Petites satisfactions
Le contexte qu’elle évoque, c’est celui de la pandémie, des écoles fermées à plusieurs reprises, des pertes d’emploi de parents, la conciliation travail-famille-école à la maison, la réduction du réseau de soutien. C’est aussi celui du drame de la « fillette de Granby », décédée en avril 2019 à la suite de gestes et d’actions posés et qui ont été condamnés par la justice. Un drame qui a remis sur le devant de la scène plusieurs enjeux en lien avec la protection de la jeunesse. C’est enfin, en mai 2021, le dépôt du rapport de la Commission spéciale sur les droits des enfants et la protection de la jeunesse qui a recommandé la création du poste de sous-ministre adjointe de la Direction générale du développement, du bien-être et de la protection de la jeunesse et de directrice nationale de la protection de la jeunesse, qu’occupe maintenant Mme Lemay.
« Je suis de nature impatiente et j’aimerais bien sûr que les dossiers avancent plus rapidement, admet la directrice. Mais il y a des choses qui vont bien et qui se sont améliorées depuis un an. Nous avons mis en place des modalités pour mieux soutenir les régions afin de réduire le nombre de jeunes en attente à l’étape évaluation-orientation. Ce n’est pas parfait, mais nous sommes sur la bonne voie. »
Elle ajoute que son service a travaillé de concert avec le milieu scolaire pour agir en amont de la protection de la jeunesse.
« La mise en œuvre du plan d’action sur les recommandations de la commission Laurent est lancé et les projets avancent, indique-t-elle. Le premier anniversaire du dépôt du rapport approche, ce sera un bon moment pour faire le point. »
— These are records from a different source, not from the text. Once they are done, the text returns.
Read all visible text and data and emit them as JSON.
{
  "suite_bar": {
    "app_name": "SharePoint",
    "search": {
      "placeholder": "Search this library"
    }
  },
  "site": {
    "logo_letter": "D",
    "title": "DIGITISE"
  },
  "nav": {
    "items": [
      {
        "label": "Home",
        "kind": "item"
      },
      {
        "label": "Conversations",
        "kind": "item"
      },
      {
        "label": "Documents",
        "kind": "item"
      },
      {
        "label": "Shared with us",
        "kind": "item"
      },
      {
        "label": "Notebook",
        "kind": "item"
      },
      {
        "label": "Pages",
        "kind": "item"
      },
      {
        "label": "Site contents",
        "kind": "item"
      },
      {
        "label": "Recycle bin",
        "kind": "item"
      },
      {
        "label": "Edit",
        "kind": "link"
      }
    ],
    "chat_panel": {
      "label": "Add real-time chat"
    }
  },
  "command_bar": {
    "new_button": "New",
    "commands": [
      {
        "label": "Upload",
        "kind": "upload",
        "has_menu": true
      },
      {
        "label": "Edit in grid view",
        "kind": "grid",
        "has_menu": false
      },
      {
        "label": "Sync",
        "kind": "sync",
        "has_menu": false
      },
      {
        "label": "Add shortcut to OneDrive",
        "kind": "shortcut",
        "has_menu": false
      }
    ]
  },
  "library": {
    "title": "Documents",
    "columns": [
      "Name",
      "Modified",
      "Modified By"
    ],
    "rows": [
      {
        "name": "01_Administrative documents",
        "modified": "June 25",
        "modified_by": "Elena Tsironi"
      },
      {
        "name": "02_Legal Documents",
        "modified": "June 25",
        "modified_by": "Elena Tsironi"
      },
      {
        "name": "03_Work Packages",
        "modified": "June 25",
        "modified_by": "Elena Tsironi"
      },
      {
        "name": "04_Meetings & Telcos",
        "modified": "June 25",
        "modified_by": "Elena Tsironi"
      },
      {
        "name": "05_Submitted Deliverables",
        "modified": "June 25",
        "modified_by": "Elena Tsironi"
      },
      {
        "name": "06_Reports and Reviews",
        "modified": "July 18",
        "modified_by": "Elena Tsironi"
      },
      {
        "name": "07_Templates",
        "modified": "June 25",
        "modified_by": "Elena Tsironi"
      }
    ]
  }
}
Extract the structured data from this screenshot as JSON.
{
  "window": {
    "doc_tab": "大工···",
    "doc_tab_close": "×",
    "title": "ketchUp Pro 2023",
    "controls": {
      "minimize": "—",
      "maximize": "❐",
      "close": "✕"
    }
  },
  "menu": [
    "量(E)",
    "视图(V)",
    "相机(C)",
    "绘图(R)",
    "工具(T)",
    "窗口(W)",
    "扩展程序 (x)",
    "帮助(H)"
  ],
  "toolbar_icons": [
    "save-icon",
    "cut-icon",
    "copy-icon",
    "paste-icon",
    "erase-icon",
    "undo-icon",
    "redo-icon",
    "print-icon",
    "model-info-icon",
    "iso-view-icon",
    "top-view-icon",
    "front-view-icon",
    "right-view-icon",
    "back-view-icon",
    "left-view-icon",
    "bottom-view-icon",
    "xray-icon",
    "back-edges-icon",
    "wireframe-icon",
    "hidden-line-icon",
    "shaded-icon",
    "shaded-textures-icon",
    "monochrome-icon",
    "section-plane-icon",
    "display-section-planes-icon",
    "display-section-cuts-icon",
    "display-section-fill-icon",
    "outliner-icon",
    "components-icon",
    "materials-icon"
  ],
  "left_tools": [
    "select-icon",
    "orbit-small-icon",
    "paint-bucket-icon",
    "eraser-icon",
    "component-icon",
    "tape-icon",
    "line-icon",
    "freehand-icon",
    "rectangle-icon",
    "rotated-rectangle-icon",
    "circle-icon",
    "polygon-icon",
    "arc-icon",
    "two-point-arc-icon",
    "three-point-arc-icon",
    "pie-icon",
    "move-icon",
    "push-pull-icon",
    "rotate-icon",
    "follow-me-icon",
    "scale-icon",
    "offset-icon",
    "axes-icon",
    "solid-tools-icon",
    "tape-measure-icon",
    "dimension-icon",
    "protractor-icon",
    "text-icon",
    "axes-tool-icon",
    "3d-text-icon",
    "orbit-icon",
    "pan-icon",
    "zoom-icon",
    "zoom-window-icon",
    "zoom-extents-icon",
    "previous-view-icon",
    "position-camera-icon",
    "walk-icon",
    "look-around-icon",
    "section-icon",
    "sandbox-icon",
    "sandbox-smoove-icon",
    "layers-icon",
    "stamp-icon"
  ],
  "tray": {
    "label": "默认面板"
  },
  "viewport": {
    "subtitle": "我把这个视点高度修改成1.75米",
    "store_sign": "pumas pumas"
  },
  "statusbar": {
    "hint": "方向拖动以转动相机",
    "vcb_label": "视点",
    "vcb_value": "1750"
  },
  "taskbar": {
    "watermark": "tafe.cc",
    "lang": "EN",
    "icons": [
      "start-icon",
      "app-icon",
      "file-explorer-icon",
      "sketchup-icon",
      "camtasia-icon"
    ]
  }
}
Beaucoup de défis attendent encore, Catherine Lemay. Elle souhaite notamment œuvrer à continuer d’améliorer les conditions des gens qui travaillent en protection de la jeunesse et espère que, lorsque la pandémie sera derrière nous et que tout le personnel sera de nouveau en poste, la protection de la jeunesse attirera de nouveau les jeunes diplômés. « J’espère que les nouvelles primes accordées lors de la signature des dernières conventions collectives nous aideront à recruter dans le secteur. Il faut aussi développer tout ce qui est soutien, coaching, mentorat. C’est déjà dans les cartons. »
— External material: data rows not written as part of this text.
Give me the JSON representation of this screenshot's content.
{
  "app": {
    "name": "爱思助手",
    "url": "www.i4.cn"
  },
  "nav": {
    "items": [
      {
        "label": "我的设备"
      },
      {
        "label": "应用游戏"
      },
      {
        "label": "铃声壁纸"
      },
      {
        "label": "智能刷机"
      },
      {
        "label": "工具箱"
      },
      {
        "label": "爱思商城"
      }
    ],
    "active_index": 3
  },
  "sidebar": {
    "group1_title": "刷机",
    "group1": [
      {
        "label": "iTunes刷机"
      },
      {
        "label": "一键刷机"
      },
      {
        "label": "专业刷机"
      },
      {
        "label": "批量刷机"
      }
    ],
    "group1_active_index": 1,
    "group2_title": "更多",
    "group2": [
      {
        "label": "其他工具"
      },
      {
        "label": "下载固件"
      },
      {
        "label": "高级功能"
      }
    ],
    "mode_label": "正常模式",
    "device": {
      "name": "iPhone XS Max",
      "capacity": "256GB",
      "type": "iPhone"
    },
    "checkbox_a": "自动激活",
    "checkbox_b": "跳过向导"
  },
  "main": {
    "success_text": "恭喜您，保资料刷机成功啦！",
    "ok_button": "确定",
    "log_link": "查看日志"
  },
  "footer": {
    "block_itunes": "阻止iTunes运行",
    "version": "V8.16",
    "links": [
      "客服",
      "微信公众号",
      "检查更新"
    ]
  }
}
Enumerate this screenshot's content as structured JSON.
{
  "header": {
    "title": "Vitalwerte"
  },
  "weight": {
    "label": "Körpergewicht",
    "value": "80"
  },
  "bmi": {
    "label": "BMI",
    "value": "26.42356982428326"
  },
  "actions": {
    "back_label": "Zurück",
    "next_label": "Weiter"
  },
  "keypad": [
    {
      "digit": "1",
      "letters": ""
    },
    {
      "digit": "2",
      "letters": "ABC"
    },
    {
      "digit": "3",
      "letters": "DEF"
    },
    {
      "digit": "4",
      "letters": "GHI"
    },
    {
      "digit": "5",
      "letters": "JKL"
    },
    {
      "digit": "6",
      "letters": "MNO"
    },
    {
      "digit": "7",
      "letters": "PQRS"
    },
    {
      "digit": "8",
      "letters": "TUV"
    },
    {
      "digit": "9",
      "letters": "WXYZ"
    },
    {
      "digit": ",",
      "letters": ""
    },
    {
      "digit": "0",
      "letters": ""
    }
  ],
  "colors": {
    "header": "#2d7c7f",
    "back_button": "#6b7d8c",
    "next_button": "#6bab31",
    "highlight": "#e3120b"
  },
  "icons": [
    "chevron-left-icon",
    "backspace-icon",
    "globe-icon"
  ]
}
Apprendre de ceux qui ont le plus de besoins
Lorsqu’elle a entrepris ses études en psychoéducation, Catherine Lemay ne pensait pas qu’elle se retrouverait un jour au ministère de la Santé et des Services sociaux. Elle aspirait à être sur le terrain à tenter de changer le monde pour les enfants. De ses années de baccalauréat à l’Université de Montréal dans les années 1980, elle se souvient d’une formation très pratique et pragmatique et de professeurs – Michel Lemay, Gilles Gendreau, le père de la psychoéducation au Québec, ou encore son superviseur de stage Jacques Dionne – qui avaient la capacité d’expliquer simplement des concepts complexes et l’art de dédramatiser des situations.
« Par la suite, j’ai surtout travaillé en Centre jeunesse, sur le terrain, puis en tant que gestionnaire tout en complétant ma maîtrise en administration publique, à l’ENAP, raconte-t-elle. La psychoéducation, c’est un métier fascinant. Il nous oblige à tenir compte des forces et des défis de chacun, et de les utiliser comme leviers de changement pour relever les défis suivants afin que tous soient finalement capables de changer leur vie. On se rend vite compte que ce sont les jeunes les plus vulnérables qui nous en apprennent le plus. Pour rien au monde, je n’échangerais mon parcours contre un autre », conclut-elle.